Servers and Provisioning

  • Mostly bare metal
  • Multiple data centers
  • CentOS
  • Chef for provisioning nearly everything
  • Berkshelf for managing Chef dependencies
  • Test Kitchen for running infrastructure tests on VMs
  • Ansible for rolling upgrades

Monitoring

  • Nagios for usual ops monitoring
  • Cacti for graphs and capacity planning
  • Graylog2 for app logs
  • Logstash for server logs
  • Kibana for querying logstash
  • Statsd for collecting real-time metrics from the app
  • Graphite for storing real-time metrics from the app
  • Grafana for creating beautiful dashboards with app metrics
  • Hubot for chat-based monitoring

Architecture overview

  • Bare metal servers are used as a cheaper and more powerful alternative to cloud providers.
  • Servers hosted in 3 different data centers across Europe and the US.
  • Nginx frontends route HTTP requests to unicorn workers and do SSL termination.
  • Pacemaker is used to ensure high availability of Nginx servers.
  • In different countries, every Vinted portal has its own separate deployment and set of resources.
  • To increase machine utilization, most services that belong to multiple portals may run alongside each other on a single bare metal server.
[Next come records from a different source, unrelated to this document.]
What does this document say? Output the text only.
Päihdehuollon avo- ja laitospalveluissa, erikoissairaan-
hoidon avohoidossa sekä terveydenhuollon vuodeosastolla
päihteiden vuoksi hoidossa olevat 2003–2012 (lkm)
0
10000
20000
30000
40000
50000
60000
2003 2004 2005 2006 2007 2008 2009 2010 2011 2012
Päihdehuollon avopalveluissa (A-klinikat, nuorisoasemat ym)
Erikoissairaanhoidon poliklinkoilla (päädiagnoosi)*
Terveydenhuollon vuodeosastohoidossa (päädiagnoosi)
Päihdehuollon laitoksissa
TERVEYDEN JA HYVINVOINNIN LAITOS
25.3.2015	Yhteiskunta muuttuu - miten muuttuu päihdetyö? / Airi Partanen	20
Chef recipes take care of unique port allocation and other separation concerns.
  • MySQL sharding is avoided by having a separate database for each portal.
  • In our largest portal, functional sharding is already happening, and a point where the single largest table will not fit into the server is months away.
  • Caching in Rails app uses custom mechanism with L2 cache that prevents spikes when the main cache is expired. Several caching strategies are used:
    • remote (in memcached)
    • local (in unicorn worker memory)
    • semi-local (in unicorn worker memory, falling back to memcached when local cache expires).
  • Several microservices are built around the core rails app, all with a clear purpose, like sending iOS push notifications, storing and serving brand names, storing and serving hashtags.
  • Microservices can be either per-portal, per-datacenter or global.
  • Multiple instances of each microservice are running for high availability.
  • HTTP-based microservices are balanced by Nginx.
  • Custom feeds for each member are implemented using Redis.
  • Catalog pages are loaded from the Sphinx index rather than MySQL when filters are used (custom size, color, etc.).
  • Images are processed by a separate Rails app.
  • Processed images are stored in GlusterFS.
  • Images are cached after 3rd hit, since the first few hits usually come from the uploader and an image may be rotated.
  • Memcached instances are sharded using twemproxy.

Team

  • over 150 full-time employees
  • 30 developers (backend, frontend, mobile)
  • 5 site reliability engineers
  • Main HQ in Vilnius, Lithuania
  • Offices in the USA, Germany, France, the Czech Republic and Poland

How The Company Works

  • Nearly all information is open to all employees
  • Using GitHub for almost everything (including to discuss company issues)
  • Real-time discussions in Slack
  • Everyone is free to participate in things that interest them
  • Autonomous teams
  • No seniority levels
  • Cross-functional development teams
  • No enforced process, teams decides how to manage themselves
  • Teams work on high-level problems and decide how to tackle them
  • Each team decides how, when and where they work
  • Teams hire for themselves when a need arises

Development Cycle

  • Developers branch from master.
  • Changes become pull requests in GitHub.
  • Jenkins runs Pronto to do static code and style checks, runs all tests on pull request branches and updates the GitHub pull request with a status.
  • Other developers review the change, add comments.
  • Pull requests may be updated multiple times with various fixes.
  • Jenkins runs all tests after each update.
  • Git history is cleaned up before merging with master to keep master history concise.
  • Accepted pull requests are merged into master.
  • Jenkins runs master build with all tests and triggers deployment jobs to roll out the new version.
  • Several minutes later, after the code has reached master branch, it is applied in production.
  • Pull requests are usually small.
  • Deployments happen ~300 times per day.

Avoiding Failures

Deploying hundreds of times per day does not mean everything always has to be broken, but keeping the site stable requires some discipline.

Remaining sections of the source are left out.